At least rain doesn't mean ugly, with rain forest and mist and random waterfalls popping up everywhere. This picture was taken from the car. 

So...we were forced with a choice. What do we do the rest of the day? Do we hike the glacier valley in the pouring rain? Do we wait out the rain and hope it clears up later? Do we head on and skip the glaciers because we have technically seen glaciers in Glacier National Park in Montana?

We went up to the parking lot at Franz Josef Glacier because we figured we could brave the rain and hike the glacier valley walk. However, when we got there it was raining even harder and we saw a few people coming back just drenched. We had to consider the fact that we were staying in a campervan and wouldn't really have a ton of space to "dry" our clothes (like they would dry hanging in the campervan on a super damp day anyway!)

So....change of plans. We drove back into the little town and decided to splurge on a private hot pool at the Glacier Hot Pools. This was fancy and such a good choice! Great way to get warm and then we got a free (super nice) shower out of it too! I'm not sure I'd recommend the public pools. They seemed a bit crowded (probably because everyone else was stuck in the same situation as us!)

After relaxing in our private pool, we decided to continue down the road to Fox Glacier and check into a campervan park. We found a really nice, quiet little spot in Fox Glacier Campervan Park (part of Fox Glacier Lodge). It was very convenient to town (we walked to dinner), biking distance to the glacier, and a super close drive to the start of the glacier valley walk. By the time we checked in, it had started to clear up. I wouldn't say it was clear, but it was basically done raining. We decided to head to Fox Glacier and check out what all this fuss is about!

The drive into the valley was my favorite part of the day. There were signs that said "this is where the glacier was in 1900, 1920, etc." A sad story, but an interesting one nonetheless.
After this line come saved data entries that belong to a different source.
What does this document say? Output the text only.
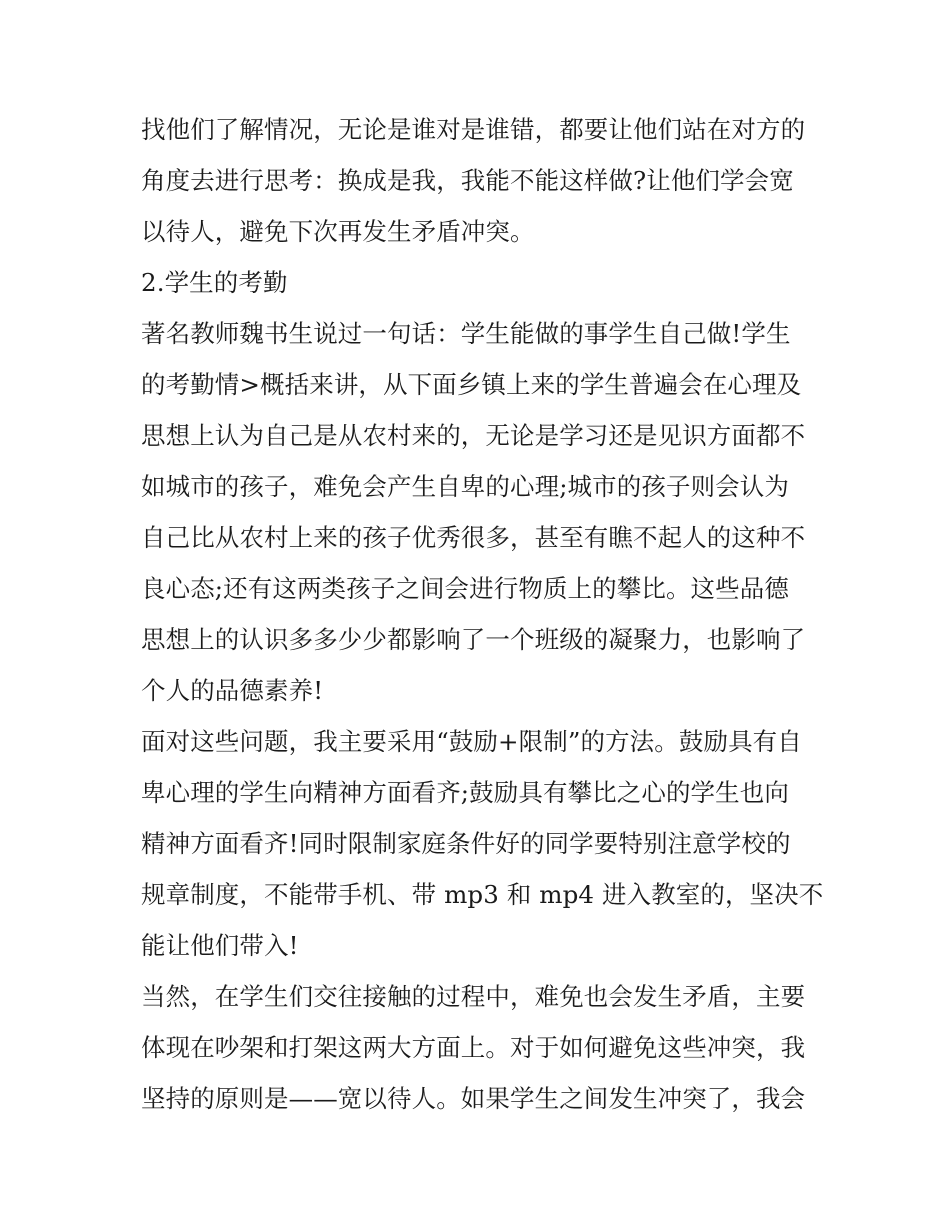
找他们了解情况，无论是谁对是谁错，都要让他们站在对方的
角度去进行思考：换成是我，我能不能这样做?让他们学会宽
以待人，避免下次再发生矛盾冲突。
2.学生的考勤
著名教师魏书生说过一句话：学生能做的事学生自己做!学生
的考勤情>概括来讲，从下面乡镇上来的学生普遍会在心理及
思想上认为自己是从农村来的，无论是学习还是见识方面都不
如城市的孩子，难免会产生自卑的心理;城市的孩子则会认为
自己比从农村上来的孩子优秀很多，甚至有瞧不起人的这种不
良心态;还有这两类孩子之间会进行物质上的攀比。这些品德
思想上的认识多多少少都影响了一个班级的凝聚力，也影响了
个人的品德素养!
面对这些问题，我主要采用“鼓励+限制”的方法。鼓励具有自
卑心理的学生向精神方面看齐;鼓励具有攀比之心的学生也向
精神方面看齐!同时限制家庭条件好的同学要特别注意学校的
规章制度，不能带手机、带 mp3 和 mp4 进入教室的，坚决不
能让他们带入!
当然，在学生们交往接触的过程中，难免也会发生矛盾，主要
体现在吵架和打架这两大方面上。对于如何避免这些冲突，我
坚持的原则是——宽以待人。如果学生之间发生冲突了，我会
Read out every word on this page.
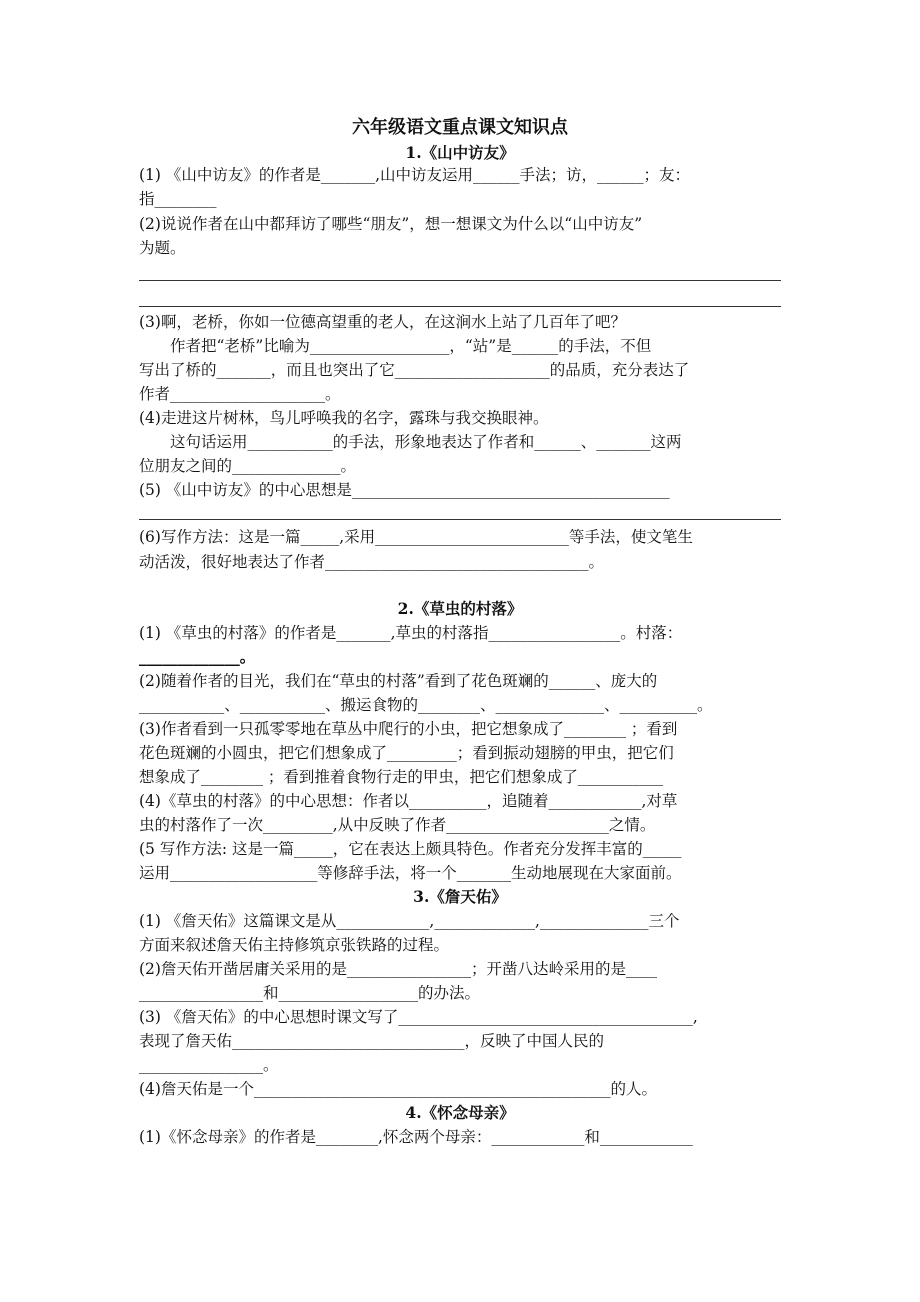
六年级语文重点课文知识点
1.《山中访友》
(1) 《山中访友》的作者是_______,山中访友运用______手法；访，______；友：
指________
(2)说说作者在山中都拜访了哪些“朋友”，想一想课文为什么以“山中访友”
为题。
(3)啊，老桥，你如一位德高望重的老人，在这涧水上站了几百年了吧？
作者把“老桥”比喻为__________________，“站”是______的手法，不但
写出了桥的_______，而且也突出了它____________________的品质，充分表达了
作者____________________。
(4)走进这片树林，鸟儿呼唤我的名字，露珠与我交换眼神。
这句话运用___________的手法，形象地表达了作者和______、_______这两
位朋友之间的______________。
(5) 《山中访友》的中心思想是_________________________________________
(6)写作方法：这是一篇_____,采用_________________________等手法，使文笔生
动活泼，很好地表达了作者__________________________________。
2.《草虫的村落》
(1) 《草虫的村落》的作者是_______,草虫的村落指_________________。村落：
_____________。
(2)随着作者的目光，我们在“草虫的村落”看到了花色斑斓的______、庞大的
___________、___________、搬运食物的________、______________、__________。
(3)作者看到一只孤零零地在草丛中爬行的小虫，把它想象成了________ ；看到
花色斑斓的小圆虫，把它们想象成了_________；看到振动翅膀的甲虫，把它们
想象成了________ ；看到推着食物行走的甲虫，把它们想象成了___________
(4)《草虫的村落》的中心思想：作者以__________，追随着____________,对草
虫的村落作了一次_________,从中反映了作者_____________________之情。
(5 写作方法: 这是一篇_____，它在表达上颇具特色。作者充分发挥丰富的_____
运用___________________等修辞手法，将一个_______生动地展现在大家面前。
3.《詹天佑》
(1) 《詹天佑》这篇课文是从____________,_____________,______________三个
方面来叙述詹天佑主持修筑京张铁路的过程。
(2)詹天佑开凿居庸关采用的是________________；开凿八达岭采用的是____
________________和__________________的办法。
(3) 《詹天佑》的中心思想时课文写了______________________________________,
表现了詹天佑______________________________，反映了中国人民的
________________。
(4)詹天佑是一个______________________________________________的人。
4.《怀念母亲》
(1)《怀念母亲》的作者是________,怀念两个母亲：____________和____________
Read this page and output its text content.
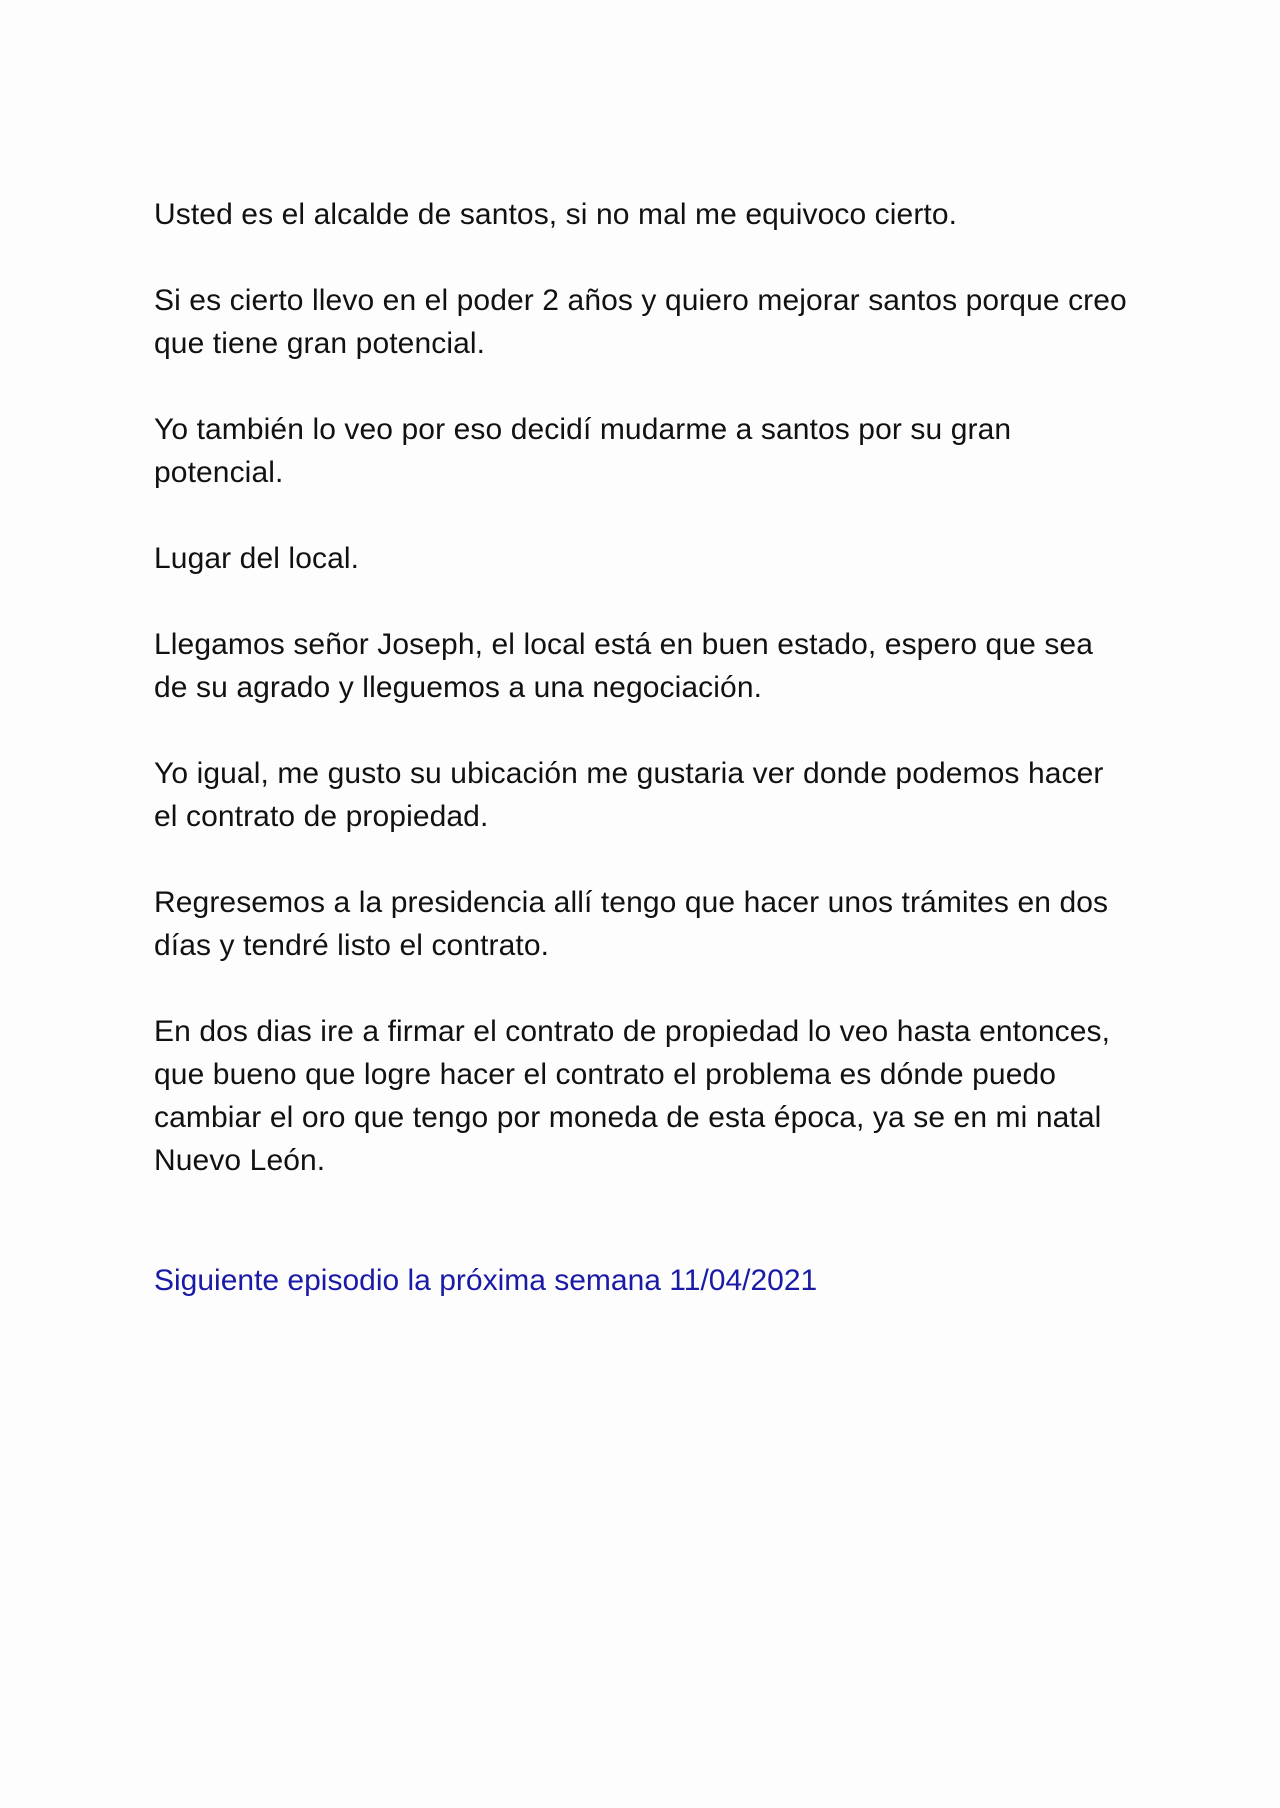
Usted es el alcalde de santos, si no mal me equivoco cierto.

Si es cierto llevo en el poder 2 años y quiero mejorar santos porque creo que tiene gran potencial.

Yo también lo veo por eso decidí mudarme a santos por su gran potencial.

Lugar del local.

Llegamos señor Joseph, el local está en buen estado, espero que sea de su agrado y lleguemos a una negociación.

Yo igual, me gusto su ubicación me gustaria ver donde podemos hacer el contrato de propiedad.

Regresemos a la presidencia allí tengo que hacer unos trámites en dos días y tendré listo el contrato.

En dos dias ire a firmar el contrato de propiedad lo veo hasta entonces, que bueno que logre hacer el contrato el problema es dónde puedo cambiar el oro que tengo por moneda de esta época, ya se en mi natal Nuevo León.

Siguiente episodio la próxima semana 11/04/2021
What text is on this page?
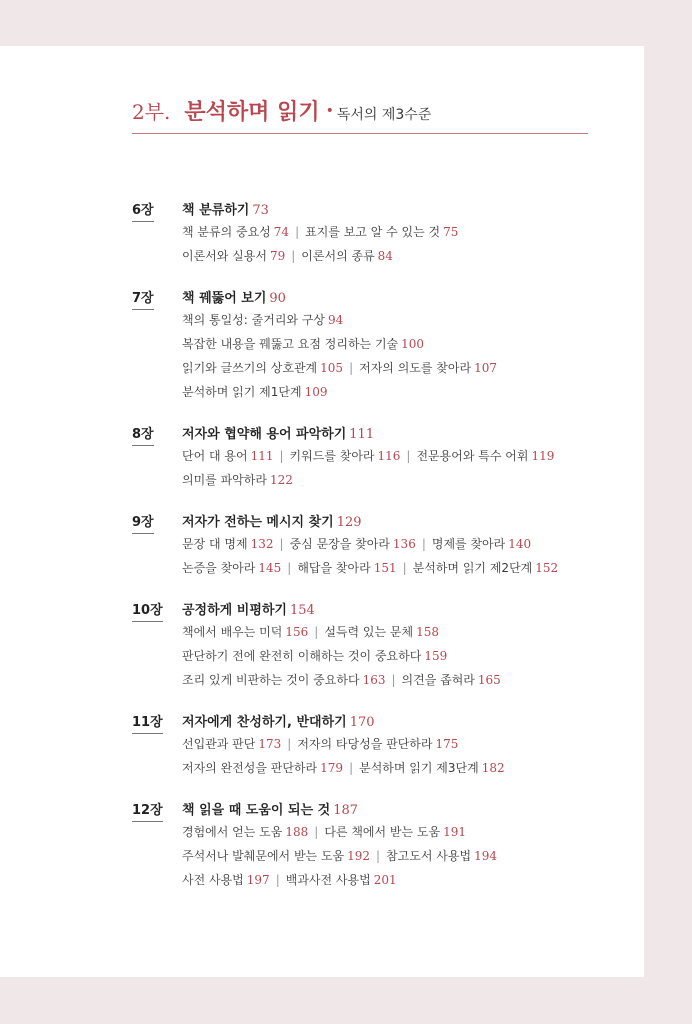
2부. 분석하며 읽기 • 독서의 제3수준
6장 책 분류하기 73
책 분류의 중요성 74 | 표지를 보고 알 수 있는 것 75
이론서와 실용서 79 | 이론서의 종류 84
7장 책 꿰뚫어 보기 90
책의 통일성: 줄거리와 구상 94
복잡한 내용을 꿰뚫고 요점 정리하는 기술 100
읽기와 글쓰기의 상호관계 105 | 저자의 의도를 찾아라 107
분석하며 읽기 제1단계 109
8장 저자와 협약해 용어 파악하기 111
단어 대 용어 111 | 키워드를 찾아라 116 | 전문용어와 특수 어휘 119
의미를 파악하라 122
9장 저자가 전하는 메시지 찾기 129
문장 대 명제 132 | 중심 문장을 찾아라 136 | 명제를 찾아라 140
논증을 찾아라 145 | 해답을 찾아라 151 | 분석하며 읽기 제2단계 152
10장 공정하게 비평하기 154
책에서 배우는 미덕 156 | 설득력 있는 문체 158
판단하기 전에 완전히 이해하는 것이 중요하다 159
조리 있게 비판하는 것이 중요하다 163 | 의견을 좁혀라 165
11장 저자에게 찬성하기, 반대하기 170
선입관과 판단 173 | 저자의 타당성을 판단하라 175
저자의 완전성을 판단하라 179 | 분석하며 읽기 제3단계 182
12장 책 읽을 때 도움이 되는 것 187
경험에서 얻는 도움 188 | 다른 책에서 받는 도움 191
주석서나 발췌문에서 받는 도움 192 | 참고도서 사용법 194
사전 사용법 197 | 백과사전 사용법 201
There were waterfalls everywhere because of all the rain. It was just a spectacular valley, like it was right out of Land Before Time. The walk to the glacier is easy (and therefore a bit crowded), but totally worth it.

The warning signs were a little scary. I guess this one means "beware: flash flood area"?

 Stating the obvious: Rock Slide Area

 Terminal face of Fox Glacier. Probably the closest we'll ever be to a glacier. 

 You don't typically think glacier and rainforest in the same thought. But here, that's exactly what you get. Fox Glacier is 13km (8.1 miles) long and ends only 300 meters above sea level. 
 The beautiful valley 

After the valley walk, we took a quick detour to check out the 70 m long suspension bridge over the Fox River that was built in 1929. It was a little scary, especially considering how fast the river was rushing that day.

 View of the Fox River and the road from the suspension bridge. 

We shared a delicious (totally not gluten free) pizza at Cafe Neve while sitting outside (a little cold but it was the first sun we'd seen all day!) We saw the food the people next to us had ordered and looked really good too. They seemed to have a good selection of wine, desserts, and coffee too. Definitely a good pitstop on your way through Fox Glacier.

For those of you who thought I was kidding. Possum were introduced to New Zealand in the hopes of beginning a fur trade industry. You can buy possum/merino wool clothing in almost any gift shop. However, the possum has become quite a pest in the country and there are efforts to eradicate them.

Our plan was to do Lake Matheson at sunset, to catch the reflection of the mountains in the lake at sunset; however, we weren't going to get a sunset or see any mountains that evening. We decided to give it a shot in the morning instead, before heading on through Haast Pass to Wanaka.